Broad Phase Performance

DanielJosephTracy · Post by **DanielJosephTracy** » Wed Jun 01, 2011 8:01 pm

Erwin: you suggested the following in another thread:

"Dynamic aabb tree based broadphase is better than multisap in general. Non-moving objects are free and it can handle moving objects better."

I did some work on sweep and prune a few years ago and have a nice implementation of MultiSAP. I decided to test it against the btDBVT broad phase and see how it fared. I used "scalability tests", where I increase the environment and object count until the broad phase reaches some set processing time (1/60th second in this case).

Now, I had to create an adapter for bullet broad phases to be used in my test framework, so there may be some issues there. Also, I'm making a reverse adapter that can plug my broad phases into Bullet, but there is some difficulty there so far.

Anyways, some test results on my 2.4 GHz Intel Core 2 Duo 15" MacBook Pro w/ 4 GB 667 MHz DDR2 SDRAM, Mac OS X 10.6.7, Xcode 3.2.6:

Bullet DBVT:
All moving: 7,000 objects in 1/60th second
1% moving (the rest static): 100,000 total objects in 1/60th second
100,000 objects, none moving, insertions & removals: 55 adds & 55 deletes in 1/60th second

Grid S&P (single thread):
All moving: 20,000 objects in 1/60th second
1% moving (the rest static): 450,000 total objects in 1/60th second
100,000 objects, none moving, insertions & removals: 530 adds & 530 deletes in 1/60th second

These tests utilize an "output all overlaps" interface for both broad phases, which is less efficient, but I'm still learning how Bullet's interface works. All other parameters are identical (density, velocity, etc). My implementation is a Grid with Sweep and Prune in each cell. The tests are all uniformly distributed objects so far. I should continue the work and make a more adaptive superstructure: the overhead of the mapping phase can be eliminated by use of a "triggered migrations" feature where I add just the bounding boxes of adjacent/parent spatial domains to each sweep and prune cell, allowing the sort to find objects that are migrating between spaces. There is also undone work on combining batch insertion/removal with segmented interval lists.

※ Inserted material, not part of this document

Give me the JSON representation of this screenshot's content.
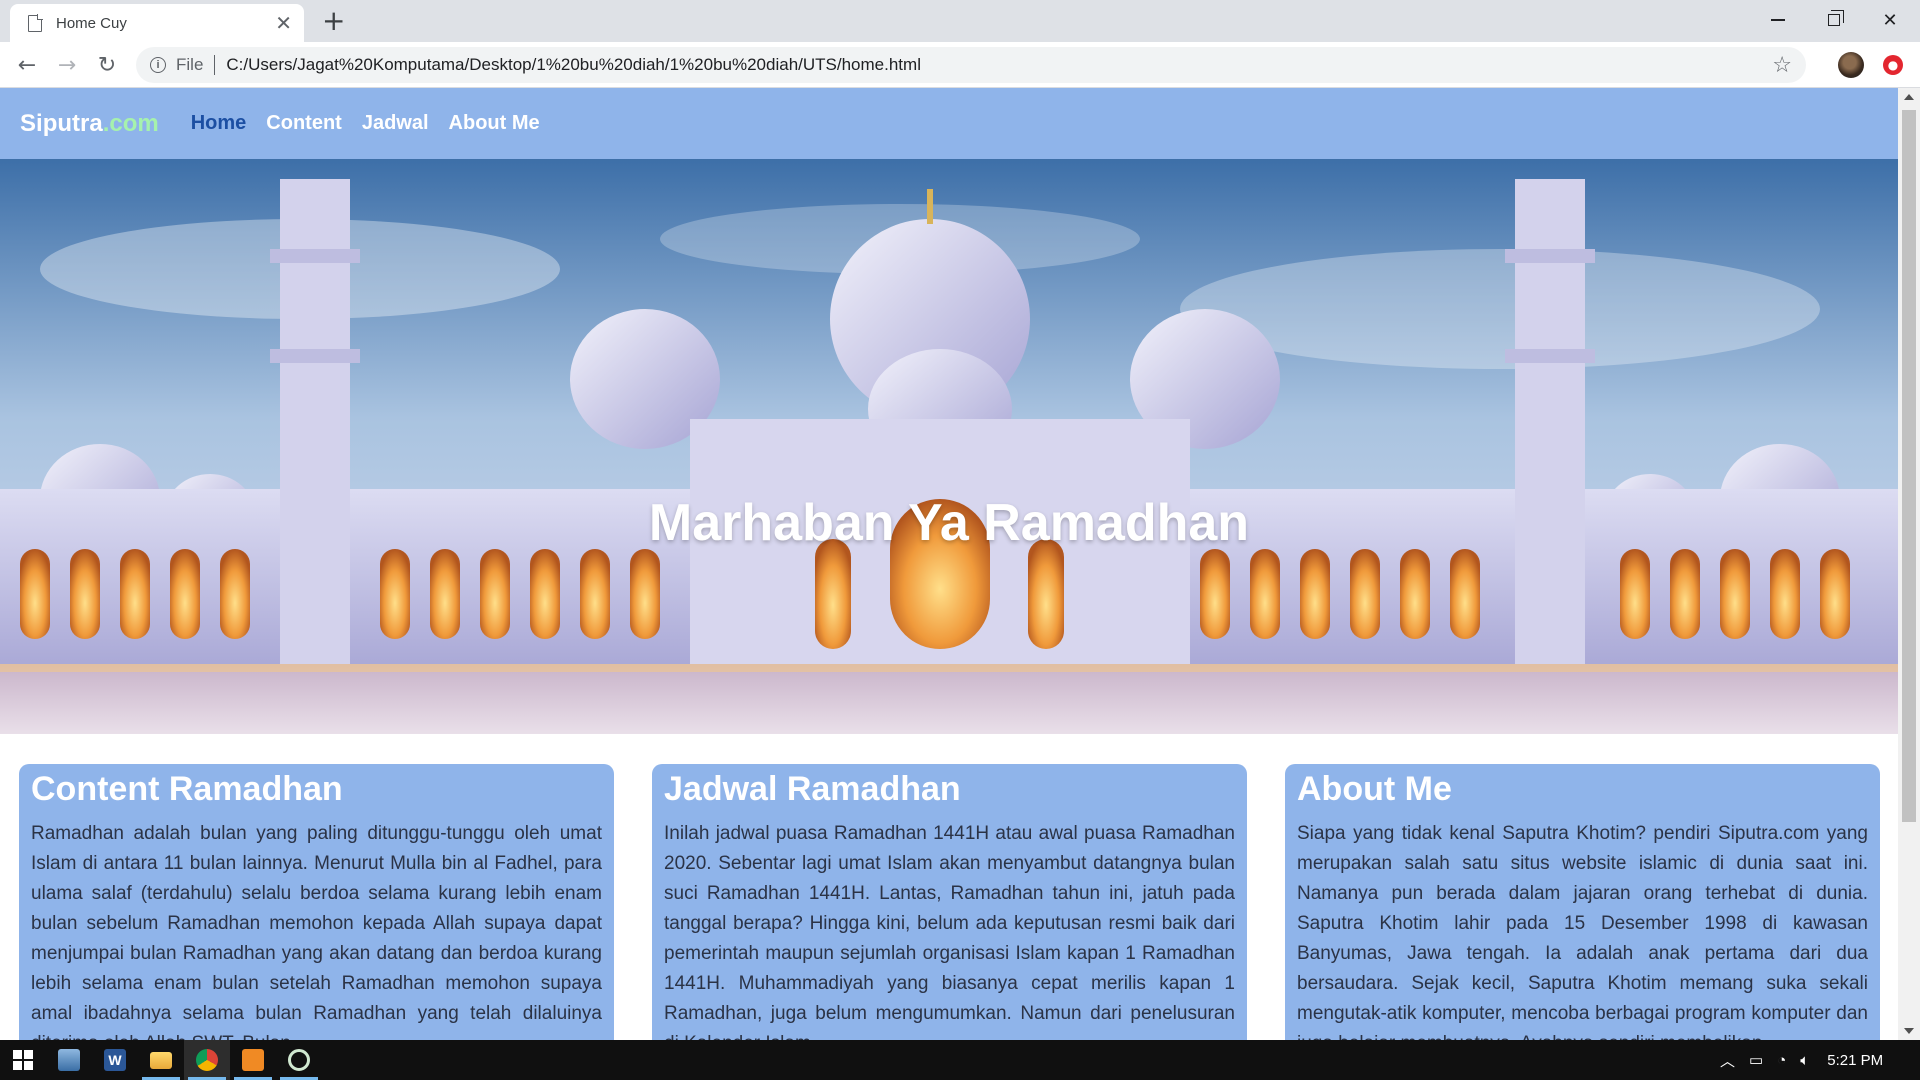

But the implementation is pretty efficient. It seems to scale fairly well in a multithreaded environment, as well. The broad phase is open source should be available at http://www.danieljosephtracy.com/. I haven't updated the site in some time, but I could clean up and post the testing framework as well if anyone's interested.

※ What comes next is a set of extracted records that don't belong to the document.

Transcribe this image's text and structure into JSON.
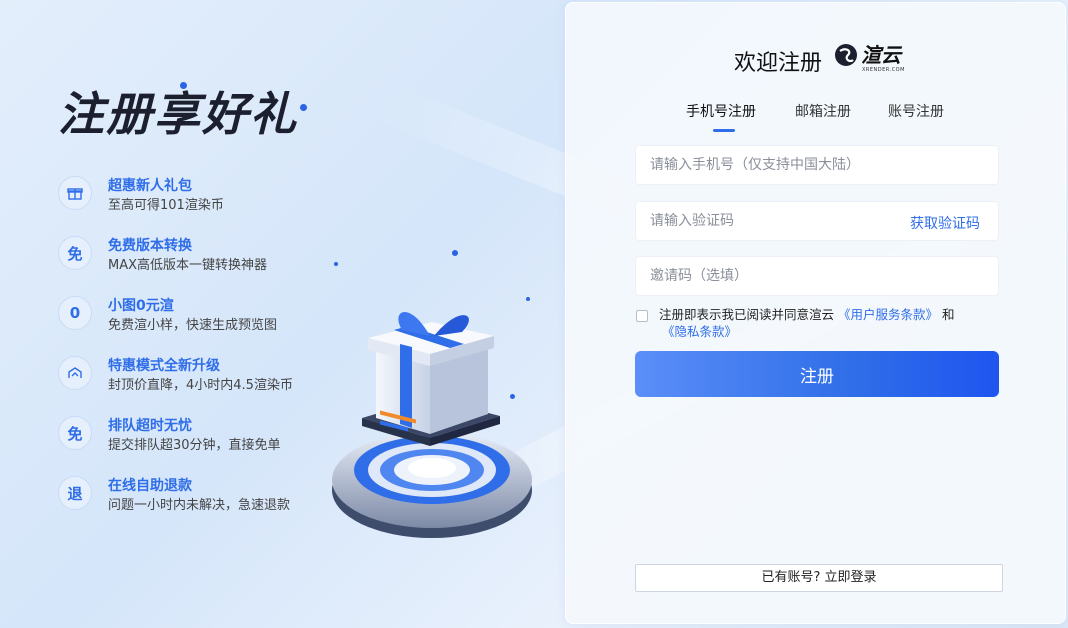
{
  "promo": {
    "title": "注册享好礼",
    "benefits": [
      {
        "icon": "gift-icon",
        "glyph": "🎁",
        "title": "超惠新人礼包",
        "desc": "至高可得101渲染币"
      },
      {
        "icon": "free-icon",
        "glyph": "免",
        "title": "免费版本转换",
        "desc": "MAX高低版本一键转换神器"
      },
      {
        "icon": "zero-icon",
        "glyph": "0",
        "title": "小图0元渲",
        "desc": "免费渲小样，快速生成预览图"
      },
      {
        "icon": "upgrade-icon",
        "glyph": "⇅",
        "title": "特惠模式全新升级",
        "desc": "封顶价直降，4小时内4.5渲染币"
      },
      {
        "icon": "free-icon",
        "glyph": "免",
        "title": "排队超时无忧",
        "desc": "提交排队超30分钟，直接免单"
      },
      {
        "icon": "refund-icon",
        "glyph": "退",
        "title": "在线自助退款",
        "desc": "问题一小时内未解决，急速退款"
      }
    ]
  },
  "card": {
    "title": "欢迎注册",
    "brand": {
      "name": "渲云",
      "sub": "XRENDER.COM"
    },
    "tabs": [
      "手机号注册",
      "邮箱注册",
      "账号注册"
    ],
    "active_tab": 0,
    "phone_placeholder": "请输入手机号（仅支持中国大陆）",
    "code_placeholder": "请输入验证码",
    "get_code_label": "获取验证码",
    "invite_placeholder": "邀请码（选填）",
    "agree_text": "注册即表示我已阅读并同意渲云",
    "terms_link": "《用户服务条款》",
    "and_text": "和",
    "privacy_link": "《隐私条款》",
    "submit_label": "注册",
    "login_label": "已有账号? 立即登录"
  },
  "colors": {
    "accent": "#2f6ee8",
    "title": "#1b1f2e"
  }
}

I'll have to look into the details of the DBVT algorithm, but my testing so far indicates that it's not as sensitive to objects transitioning between resting & moving states as I thought. It performs insertions & removals quickly, but what holds it up in that department is having to traverse the overlap set to find/remove pairs containing the object being removed. Ideally, the broad phase should determine algorithmically which overlaps exist and then find those specific pairs. That would be much faster, especially for environments with large numbers of objects.

Daniel

Erin Catto · Post by **Erin Catto** » Thu Jun 02, 2011 4:13 pm

My problem with SAP is that it doesn't handle varying object sizes well. Your demo seems to use boxes between 3 and 7 units (not sure what you used in your benchmarks). Imagine you have object sizes between 1 and 100 units. Then the SAP will have to check large intervals on insertion and deletion. The dynamic tree shouldn't have this problem.

For you object size range, I'm guessing a uniform grid would be the fastest solution.

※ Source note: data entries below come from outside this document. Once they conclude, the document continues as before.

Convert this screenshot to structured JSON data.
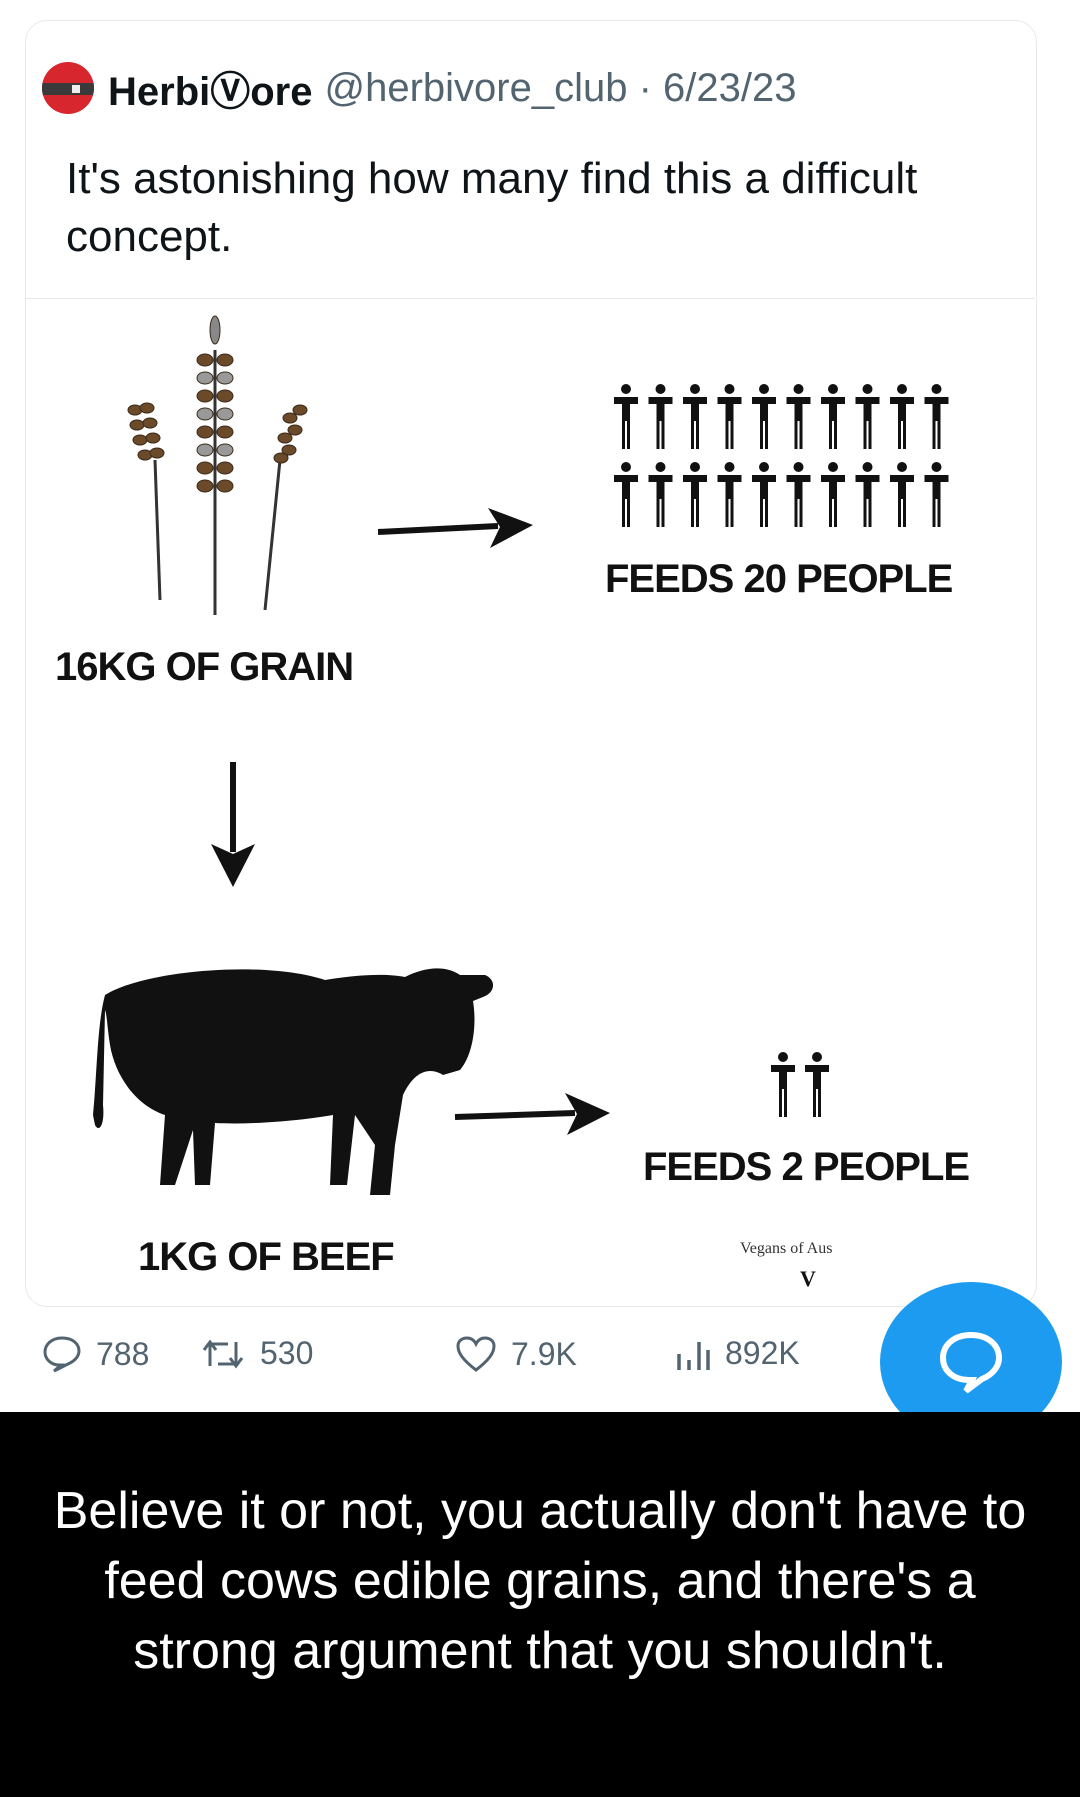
{
  "tweet": {
    "display_name": "HerbiⓋore",
    "handle": "@herbivore_club",
    "date": "6/23/23",
    "text": "It's astonishing how many find this a difficult concept."
  },
  "infographic": {
    "grain_label": "16KG OF GRAIN",
    "grain_feeds": "FEEDS 20 PEOPLE",
    "grain_people_count": 20,
    "beef_label": "1KG OF BEEF",
    "beef_feeds": "FEEDS 2 PEOPLE",
    "beef_people_count": 2,
    "credit": "Vegans of Aus",
    "credit_mark": "V"
  },
  "actions": {
    "replies": "788",
    "retweets": "530",
    "likes": "7.9K",
    "views": "892K"
  },
  "colors": {
    "accent": "#1d9bf0",
    "muted_text": "#536471",
    "caption_bg": "#000000"
  },
  "caption": "Believe it or not, you actually don't have to feed cows edible grains, and there's a strong argument that you shouldn't."
}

In your tests you should also include volume query and ray cast timings. I would use long ray casts that span around half of the world.

I recommend tracking the tree height to see if it is balanced. Also a comparison of memory usage would be useful.

DanielJosephTracy · Post by **DanielJosephTracy** » Thu Jun 02, 2011 5:23 pm

"My problem with SAP is that it doesn't handle varying object sizes well. Your demo seems to use boxes between 3 and 7 units (not sure what you used in your benchmarks). Imagine you have object sizes between 1 and 100 units. Then the SAP will have to check large intervals on insertion and deletion. The dynamic tree shouldn't have this problem."

I did use (3-7 units randomly in each dimension) for AABB size in the benchmark. Keep in mind that we're talking about a hybrid Subdivision+SAP algorithm, not just SAP. We subdivide the environment to keep about 300 objects in each cell, and further use segmented interval lists for faster insertion/deletion. Our use case has thousands of similarly-sized objects, but then also some enormous AABBs that overlap large swaths of objects. But our use case doesn't require us to dynamically add and remove the large ones. So I did the test you suggested below.

"For your object size range, I'm guessing a uniform grid would be the fastest solution."

If all objects are in motion, that is true. A simple grid does very well much of the time. For environments with many objects at rest, the Grid won't scale nearly as well, even if all objects are the same size.

"In your tests you should also include volume query and ray cast timings. I would use long ray casts that span around half of the world.
I recommend tracking the tree height to see if it is balanced. Also a comparison of memory usage would be useful."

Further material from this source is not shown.